Is CRISPR the key to finding a cure for HIV?

Can CRISPR be used to tread HIV?

Just a few decades ago, a diagnosis of human immunodeficiency virus (HIV) meant a death sentence. Today, thanks to the development of antiretroviral (ARV) drugs, most people can manage their HIV symptoms and live long lives. Sadly, despite additional advancements in medical science, there is still no cure for HIV or acquired immunodeficiency syndrome (AIDS).

Recently, scientists and experts in the field of virology gathered for the 2019 Conference on Retroviruses and Opportunistic Infection (CROI). The most notable presentations at this year’s CROI involved the treatment of HIV.

However, one new treatment breakthrough was met with controversy because it involves the use of clustered regularly interspaced short palindromic repeat (CRISPR) gene editing.

Repliclones May Be the Key

For years, scientists have struggled with the fact that antiviral therapy is ineffective for around 10 percent of HIV patients. When ARV drugs don’t work, frustration mounts. Doctors order extra tests, change regiments, and unintentionally create new side effects for their patients.

At CROI 2019, University of Philadelphia scientists presented a study attributing this phenomenon to repliclones, replicating cells that conceal the HIV genome within themselves. Because repliclones don’t respond to standard antiviral therapy, some patients using ARV drugs don’t experience a decrease in viral load. Researchers hope this new discovery can provide peace of mind for doctors and patients regarding the strange phenomenon.

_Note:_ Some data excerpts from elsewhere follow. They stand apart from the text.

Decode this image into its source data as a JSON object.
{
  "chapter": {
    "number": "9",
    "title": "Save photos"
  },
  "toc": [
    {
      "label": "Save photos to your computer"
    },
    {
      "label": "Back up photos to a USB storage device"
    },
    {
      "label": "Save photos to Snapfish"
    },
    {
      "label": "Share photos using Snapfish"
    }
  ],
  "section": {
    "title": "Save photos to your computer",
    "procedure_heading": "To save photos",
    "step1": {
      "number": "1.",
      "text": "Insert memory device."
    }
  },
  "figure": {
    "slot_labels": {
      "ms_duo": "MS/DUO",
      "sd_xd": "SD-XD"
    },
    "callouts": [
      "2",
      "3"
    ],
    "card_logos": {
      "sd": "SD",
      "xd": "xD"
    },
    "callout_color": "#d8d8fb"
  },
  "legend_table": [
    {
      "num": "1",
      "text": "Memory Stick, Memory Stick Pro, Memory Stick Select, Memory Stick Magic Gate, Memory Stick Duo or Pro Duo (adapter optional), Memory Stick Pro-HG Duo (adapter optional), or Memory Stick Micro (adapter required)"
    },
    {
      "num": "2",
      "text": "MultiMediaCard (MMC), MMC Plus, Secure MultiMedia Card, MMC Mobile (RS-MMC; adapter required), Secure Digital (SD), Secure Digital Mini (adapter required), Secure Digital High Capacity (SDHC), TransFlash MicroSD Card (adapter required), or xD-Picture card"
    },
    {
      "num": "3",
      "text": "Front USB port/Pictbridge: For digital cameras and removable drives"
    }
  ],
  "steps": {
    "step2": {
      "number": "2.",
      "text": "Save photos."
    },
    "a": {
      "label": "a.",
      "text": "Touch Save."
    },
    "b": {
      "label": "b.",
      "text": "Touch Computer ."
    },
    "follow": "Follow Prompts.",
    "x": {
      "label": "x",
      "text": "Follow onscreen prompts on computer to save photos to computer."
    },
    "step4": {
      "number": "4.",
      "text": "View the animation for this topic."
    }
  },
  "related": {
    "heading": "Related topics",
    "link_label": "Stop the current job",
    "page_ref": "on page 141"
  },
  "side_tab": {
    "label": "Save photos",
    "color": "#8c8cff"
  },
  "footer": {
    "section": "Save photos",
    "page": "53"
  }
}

However, retrovirus specialists hope this breakthrough leads to more than just greater understanding. According to George Pavlakis, a retrovirologist at the National Cancer Institute, the repliclones discovery may lead to an HIV cure using gene editing. “It’s a science fiction idea that one day may be possible.”

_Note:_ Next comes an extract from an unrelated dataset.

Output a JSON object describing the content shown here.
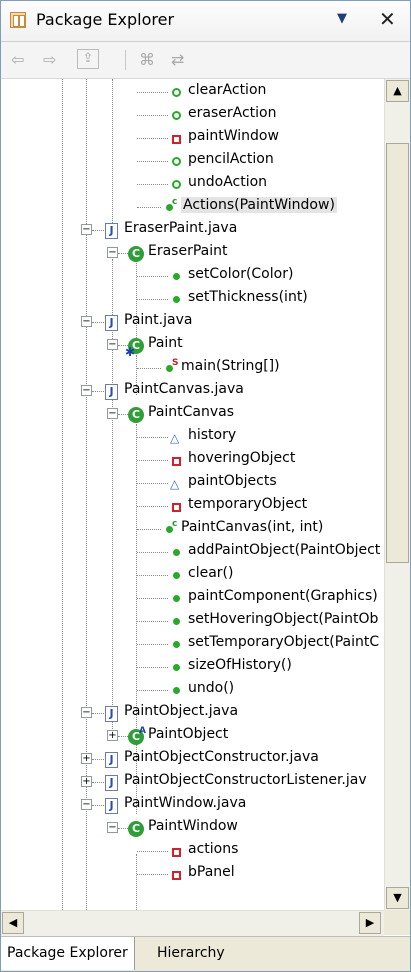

Gene Editing Cures Monkey HIV

In a recent medical trial, Temple University neurovirologist Tricia Burdo and her team used CRISPR to effectively cure a group of simian immunodeficiency virus (SIV) positive monkeys.

First, the researchers engineered a viral shell capable of seeking out SIV-infected gene sequences. Then, they paired it with a CRISPR enzyme capable editing SIV out of healthy tissue and injected the mixture into the monkeys’ bloodstream. Following the treatments, the team detected no SIV virus in the blood of the test subjects who received CRISPR treatment.

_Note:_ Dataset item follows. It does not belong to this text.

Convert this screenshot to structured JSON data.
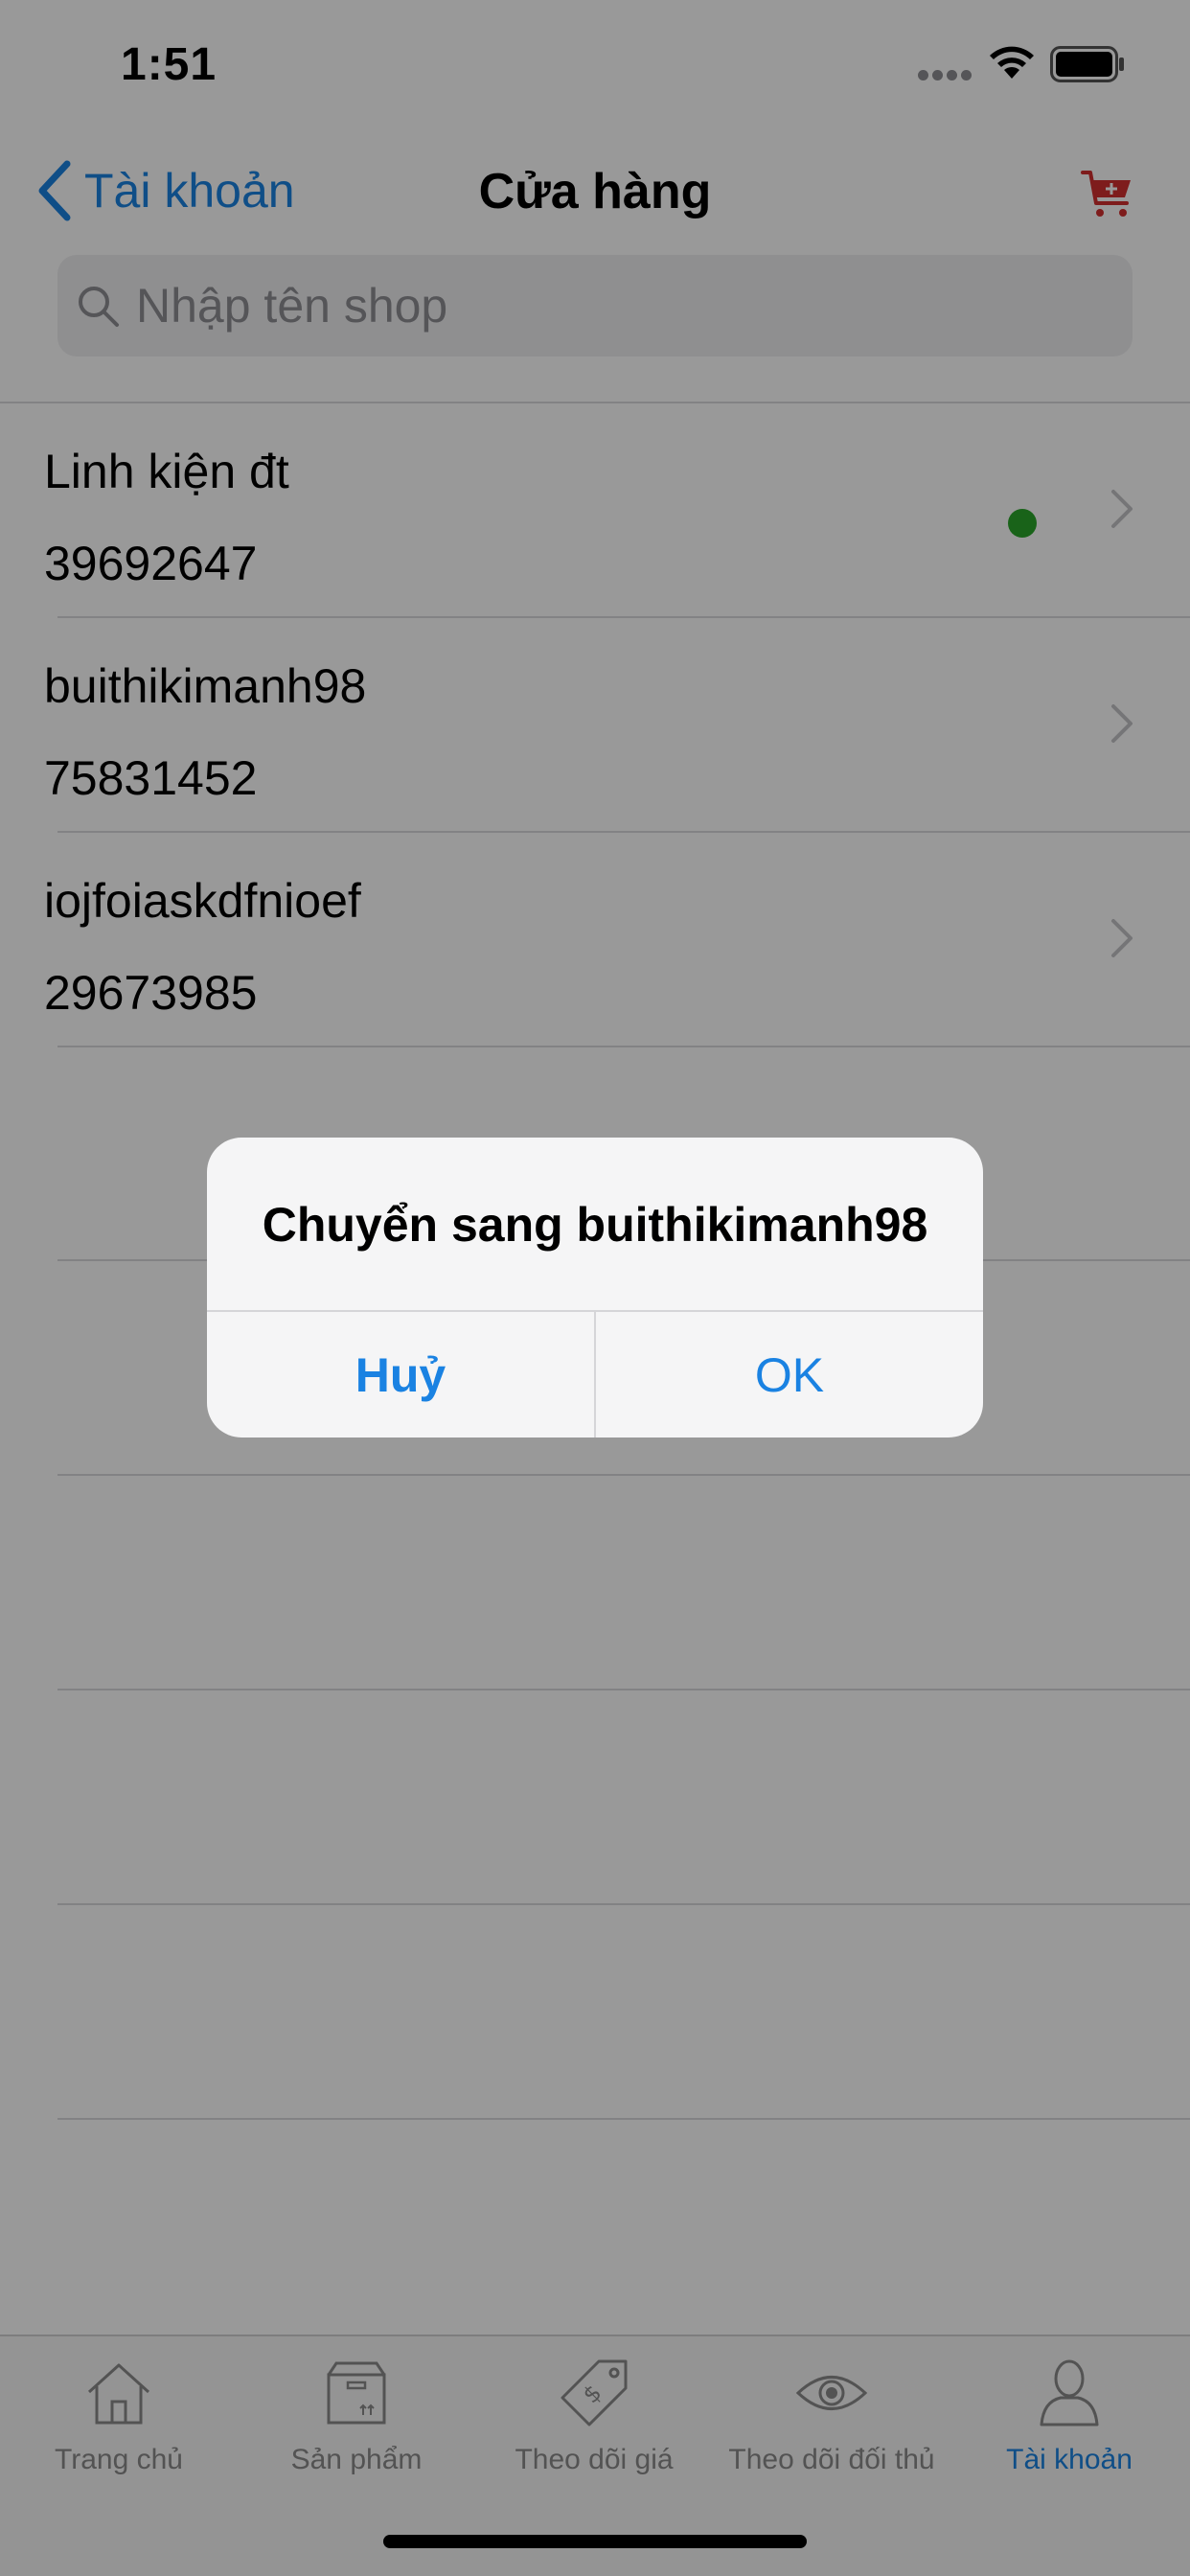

Additionally, the Temple University team discovered CRISPR protein in 14 tissue samples, proving the enzyme spread throughout the monkeys’ entire bodies.

CRISPR May Not Be Ready for Human Testing

Despite the results of the Temple University study, some experts believe current gene editing technology may not be up to par. Dr. Pavlakis argues that the risk of CRISPR enzymes making cuts in the wrong cells is simply too high. Especially since scientists have a hard time directing fabricated enzymes to attack infected cells. “CRISPR right now is not there,” stated Pavlakis.

Even so, Philadelphia biotech company Excision BioTherapeutics is seeking approval to launch clinical trials of CRISPR treatment in humans by the end of 2019.

While the technology may not be at the necessary level yet, this research is promising. For the sake of the 36.9 million people living with HIV, every potential treatment must be explored. Considering the success of CRISPR so far, a cure for HIV and AIDS seems closer than ever.